Keith Landry: Interesting. Interesting. Okay. And however long that might take, the point here I think is what happened in California is a warning shot almost for the tech industry and for people who deal in large numbers of personal data and private data. A warning shot that says, “Hey, you’d better start paying attention to this.” And yes, you may lose some money by paying attention to this, but people’s personal information matters starting in 2020 and moving forward. What do you want to add to that?

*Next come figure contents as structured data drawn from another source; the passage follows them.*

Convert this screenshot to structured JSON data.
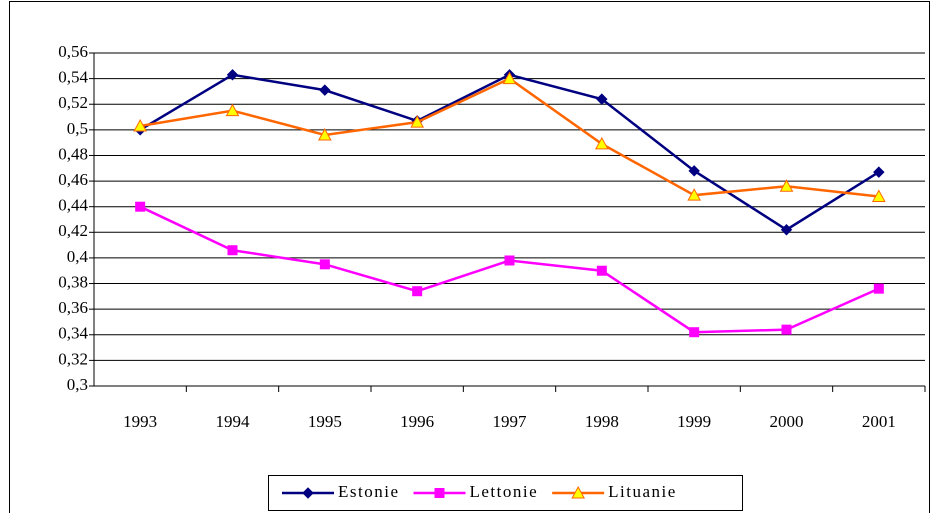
{
  "chart_data": {
    "type": "line",
    "categories": [
      "1993",
      "1994",
      "1995",
      "1996",
      "1997",
      "1998",
      "1999",
      "2000",
      "2001"
    ],
    "series": [
      {
        "name": "Estonie",
        "color": "#000080",
        "marker": "diamond",
        "marker_fill": "#000080",
        "values": [
          0.5,
          0.543,
          0.531,
          0.507,
          0.543,
          0.524,
          0.468,
          0.422,
          0.467
        ]
      },
      {
        "name": "Lettonie",
        "color": "#ff00ff",
        "marker": "square",
        "marker_fill": "#ff00ff",
        "values": [
          0.44,
          0.406,
          0.395,
          0.374,
          0.398,
          0.39,
          0.342,
          0.344,
          0.376
        ]
      },
      {
        "name": "Lituanie",
        "color": "#ff6600",
        "marker": "triangle",
        "marker_fill": "#ffff00",
        "values": [
          0.503,
          0.515,
          0.496,
          0.506,
          0.54,
          0.489,
          0.449,
          0.456,
          0.448
        ]
      }
    ],
    "ylim": [
      0.3,
      0.56
    ],
    "yticks": [
      {
        "value": 0.3,
        "label": "0,3"
      },
      {
        "value": 0.32,
        "label": "0,32"
      },
      {
        "value": 0.34,
        "label": "0,34"
      },
      {
        "value": 0.36,
        "label": "0,36"
      },
      {
        "value": 0.38,
        "label": "0,38"
      },
      {
        "value": 0.4,
        "label": "0,4"
      },
      {
        "value": 0.42,
        "label": "0,42"
      },
      {
        "value": 0.44,
        "label": "0,44"
      },
      {
        "value": 0.46,
        "label": "0,46"
      },
      {
        "value": 0.48,
        "label": "0,48"
      },
      {
        "value": 0.5,
        "label": "0,5"
      },
      {
        "value": 0.52,
        "label": "0,52"
      },
      {
        "value": 0.54,
        "label": "0,54"
      },
      {
        "value": 0.56,
        "label": "0,56"
      }
    ],
    "grid": true,
    "legend": "bottom"
  }
}
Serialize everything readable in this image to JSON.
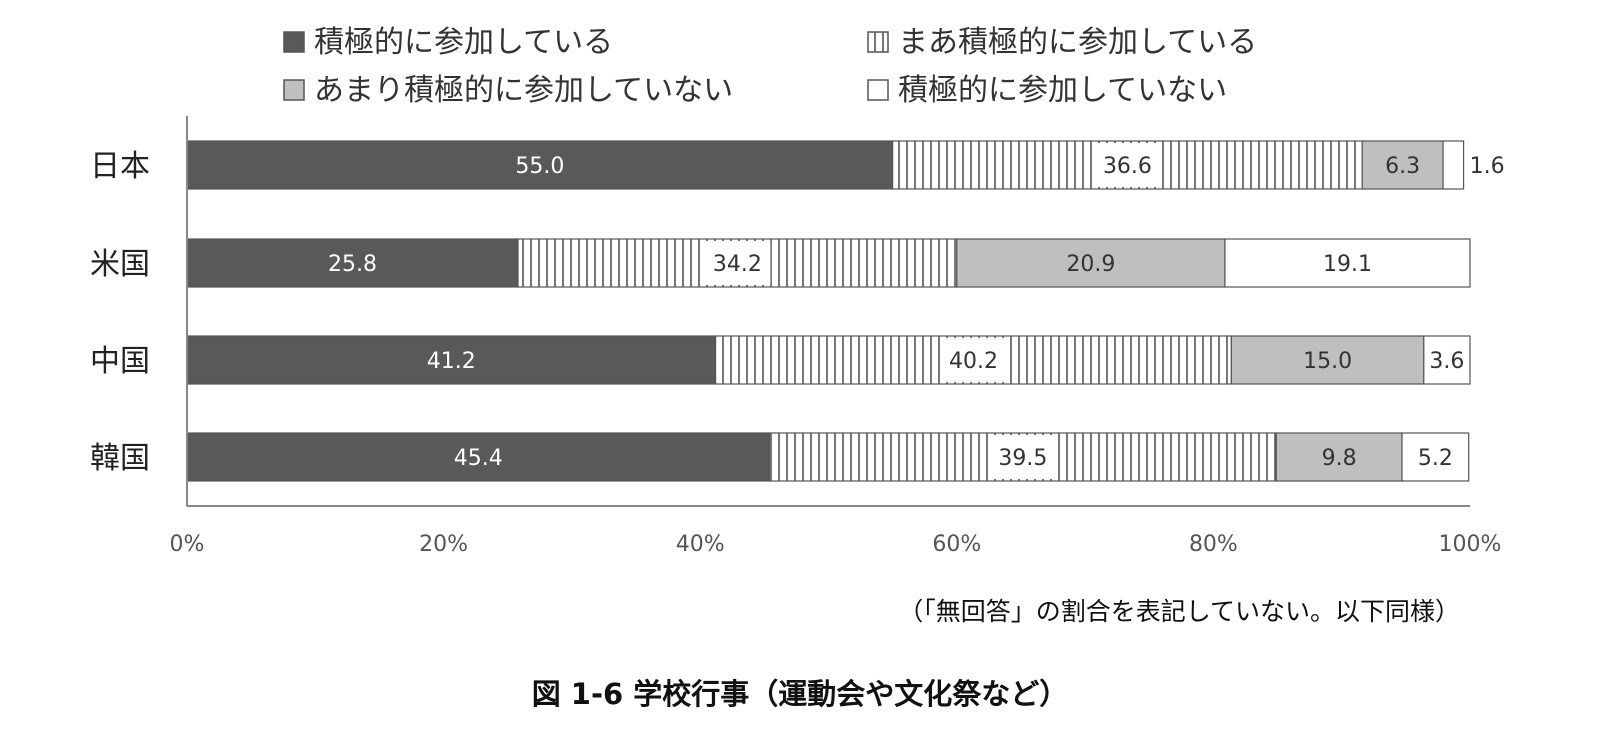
{
  "chart_data": {
    "type": "bar",
    "orientation": "horizontal",
    "stacked": true,
    "categories": [
      "日本",
      "米国",
      "中国",
      "韓国"
    ],
    "series": [
      {
        "name": "積極的に参加している",
        "values": [
          55.0,
          25.8,
          41.2,
          45.4
        ],
        "color": "#595959",
        "pattern": "solid",
        "label_color": "#ffffff"
      },
      {
        "name": "まあ積極的に参加している",
        "values": [
          36.6,
          34.2,
          40.2,
          39.5
        ],
        "color": "#ffffff",
        "pattern": "vertical-stripes",
        "label_color": "#333333"
      },
      {
        "name": "あまり積極的に参加していない",
        "values": [
          6.3,
          20.9,
          15.0,
          9.8
        ],
        "color": "#bfbfbf",
        "pattern": "solid",
        "label_color": "#333333"
      },
      {
        "name": "積極的に参加していない",
        "values": [
          1.6,
          19.1,
          3.6,
          5.2
        ],
        "color": "#ffffff",
        "pattern": "solid",
        "label_color": "#333333"
      }
    ],
    "xlim": [
      0,
      100
    ],
    "x_ticks": [
      "0%",
      "20%",
      "40%",
      "60%",
      "80%",
      "100%"
    ],
    "grid": false,
    "legend_position": "top",
    "note": "（「無回答」の割合を表記していない。以下同様）",
    "caption": "図 1-6 学校行事（運動会や文化祭など）"
  }
}
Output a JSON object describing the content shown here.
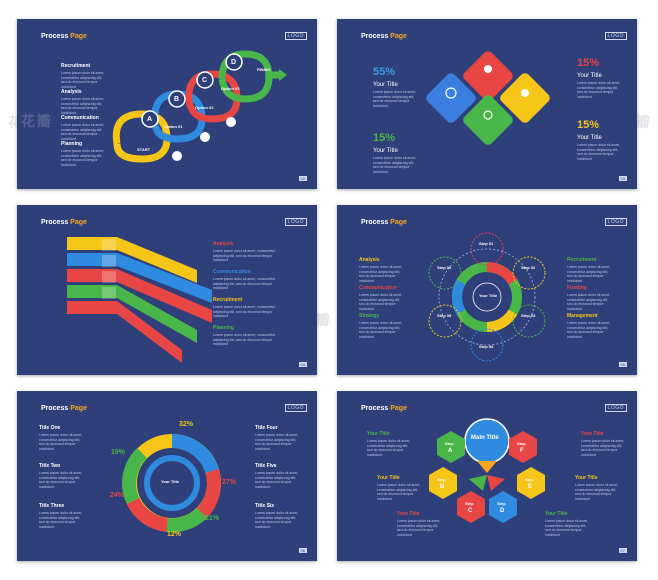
{
  "common": {
    "title_main": "Process",
    "title_accent": "Page",
    "logo": "LOGO",
    "body": "Lorem ipsum dolor sit amet, consectetur adipiscing elit, sed do eiusmod tempor incididunt",
    "your_title": "Your Title",
    "watermark": "花瓣"
  },
  "slide1": {
    "items": [
      "Recruitment",
      "Analysis",
      "Communication",
      "Planning"
    ],
    "letters": [
      "A",
      "B",
      "C",
      "D"
    ],
    "options": [
      "Option 01",
      "Option 02",
      "Option 03",
      "Option 04"
    ],
    "start": "START",
    "finish": "FINISH",
    "page": "02"
  },
  "slide2": {
    "pct_a": "55%",
    "pct_b": "15%",
    "pct_c": "15%",
    "pct_d": "15%",
    "page": "03"
  },
  "slide3": {
    "items": [
      "Analysis",
      "Communication",
      "Recruitment",
      "Planning"
    ],
    "page": "04"
  },
  "slide4": {
    "left": [
      "Analysis",
      "Communication",
      "Strategy"
    ],
    "right": [
      "Recruitment",
      "Funding",
      "Management"
    ],
    "steps": [
      "Step 01",
      "Step 02",
      "Step 03",
      "Step 04",
      "Step 05",
      "Step 06"
    ],
    "center": "Your Title",
    "page": "05"
  },
  "slide5": {
    "left": [
      "Title One",
      "Title Two",
      "Title Three"
    ],
    "right": [
      "Title Four",
      "Title Five",
      "Title Six"
    ],
    "pcts": [
      "32%",
      "27%",
      "21%",
      "12%",
      "24%",
      "19%"
    ],
    "steps": [
      "Step 01",
      "Step 02",
      "Step 03",
      "Step 04",
      "Step 05",
      "Step 06"
    ],
    "center": "Your Title",
    "page": "06"
  },
  "slide6": {
    "main": "Main Title",
    "steps": [
      "A",
      "B",
      "C",
      "D",
      "E",
      "F"
    ],
    "step_word": "Step",
    "page": "07"
  }
}
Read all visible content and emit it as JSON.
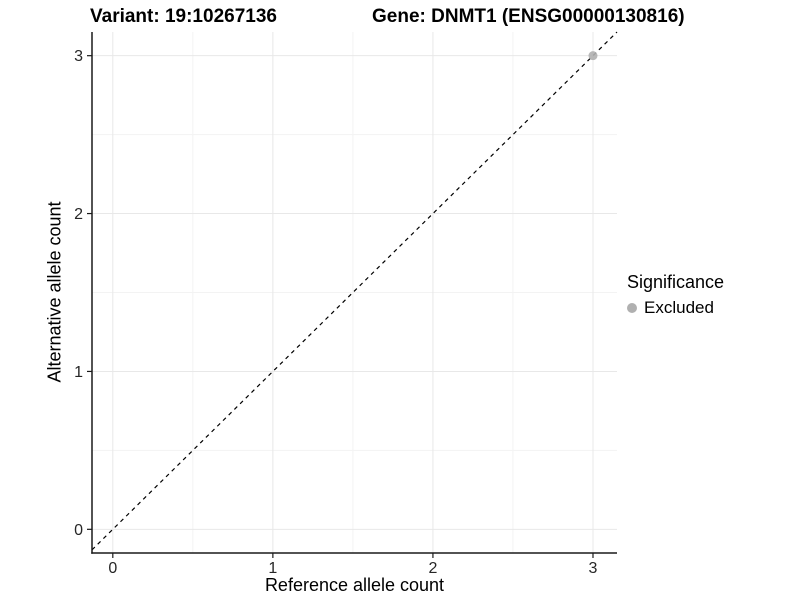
{
  "chart_data": {
    "type": "scatter",
    "title_left": "Variant: 19:10267136",
    "title_right": "Gene: DNMT1 (ENSG00000130816)",
    "xlabel": "Reference allele count",
    "ylabel": "Alternative allele count",
    "xlim": [
      -0.13,
      3.15
    ],
    "ylim": [
      -0.15,
      3.15
    ],
    "xticks": [
      0,
      1,
      2,
      3
    ],
    "yticks": [
      0,
      1,
      2,
      3
    ],
    "xticks_minor": [
      0.5,
      1.5,
      2.5
    ],
    "yticks_minor": [
      0.5,
      1.5,
      2.5
    ],
    "grid": {
      "major_color": "#e8e8e8",
      "minor_color": "#f3f3f3"
    },
    "axis_color": "#1a1a1a",
    "reference_line": {
      "kind": "identity",
      "slope": 1,
      "intercept": 0,
      "style": "dashed",
      "color": "#000000"
    },
    "series": [
      {
        "name": "Excluded",
        "color": "#b0b0b0",
        "points": [
          {
            "x": 3,
            "y": 3
          }
        ]
      }
    ],
    "legend": {
      "title": "Significance",
      "position": "right",
      "items": [
        {
          "label": "Excluded",
          "color": "#b0b0b0"
        }
      ]
    }
  }
}
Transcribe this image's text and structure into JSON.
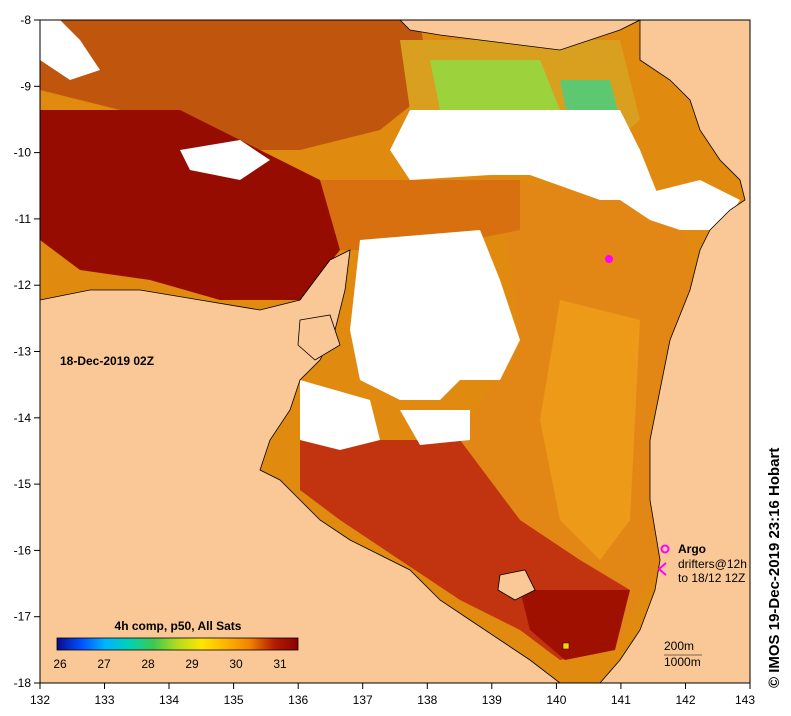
{
  "map": {
    "date_label": "18-Dec-2019 02Z",
    "x_ticks": [
      "132",
      "133",
      "134",
      "135",
      "136",
      "137",
      "138",
      "139",
      "140",
      "141",
      "142",
      "143"
    ],
    "y_ticks": [
      "-8",
      "-9",
      "-10",
      "-11",
      "-12",
      "-13",
      "-14",
      "-15",
      "-16",
      "-17",
      "-18"
    ]
  },
  "colorbar": {
    "title": "4h comp, p50, All Sats",
    "ticks": [
      "26",
      "27",
      "28",
      "29",
      "30",
      "31"
    ],
    "stops": [
      "#0a0a8c",
      "#0050ff",
      "#00b4ff",
      "#00d2b4",
      "#3cc850",
      "#b4dc1e",
      "#ffe600",
      "#ffb400",
      "#f08200",
      "#dc5000",
      "#b41e00",
      "#8c0000"
    ]
  },
  "legend": {
    "argo_label": "Argo",
    "drifters_line1": "drifters@12h",
    "drifters_line2": "to 18/12 12Z",
    "contour_200": "200m",
    "contour_1000": "1000m"
  },
  "credit": "© IMOS 19-Dec-2019 23:16 Hobart",
  "colors": {
    "land": "#fac896",
    "cloud": "#ffffff",
    "argo": "#ff00ff"
  }
}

Ruth Carter: I think one thing companies need to remember is they don’t just have people’s personal information, they are entrusted with people’s information and that position deserves respect. So it’s not just about building a list, it’s about considering the fact that people are trusting you to have their personal information and keep it safe so that nothing bad happens to it. Think of it like when you hire a babysitter, you are entrusting them with your kids care. This is similar to that. We are entrusting companies to not sell our information without consent or worse, to set us up to be screwed over because they don’t have enough security protocols in place to protect us, protect them, against hacking.
Keith Landry: Well it’s interesting because the California Consumer Privacy Act, as we mentioned, just went into enforcement mode just a few months ago. So it will be interesting to see moving forward what this really will mean for medical practices and their marketing plans. Anything else you want to add before we wrap this up? Ruth? I think we’ve pretty much covered it all. I guess I should just ask you how folks can get ahold of you in light of all the interesting areas, cutting edge technology, business, internet oriented areas of law that you focus on. There might be a few people want to reach out to you. How can they connect with you?
Ruth Carter: So I guess my last piece of unsolicited non-legal advice for anyone who’s looking at their privacy protocol is treat everybody’s information with the same level of care that you would want someone to treat your grandmother’s information. And then if you want to get ahold of me, the best way to do that is look up geeklawfirm.com that has all my social media and all my contact information on it.
Keith Landry: And that’s catchy and easy to remember geeklawfirm.com. I feel like the voice of a radio ad on that one. Geeklawfirm.com today. All right, attorney Ruth Carter, that was absolutely as fun as could be and cutting edge. And we don’t even know where this is going to go. So maybe we’ll do a follow-up podcast down the road with you.
Ruth Carter: I would love that.
Keith Landry: Thank you so much for joining us today and thank you for everybody out there listening to this episode of Growing a Successful Orthopedic Practice Podcast. Hope you picked up some nice tidbits that you can put into effect this week and we’ll do this again soon. I’m Keith Landry.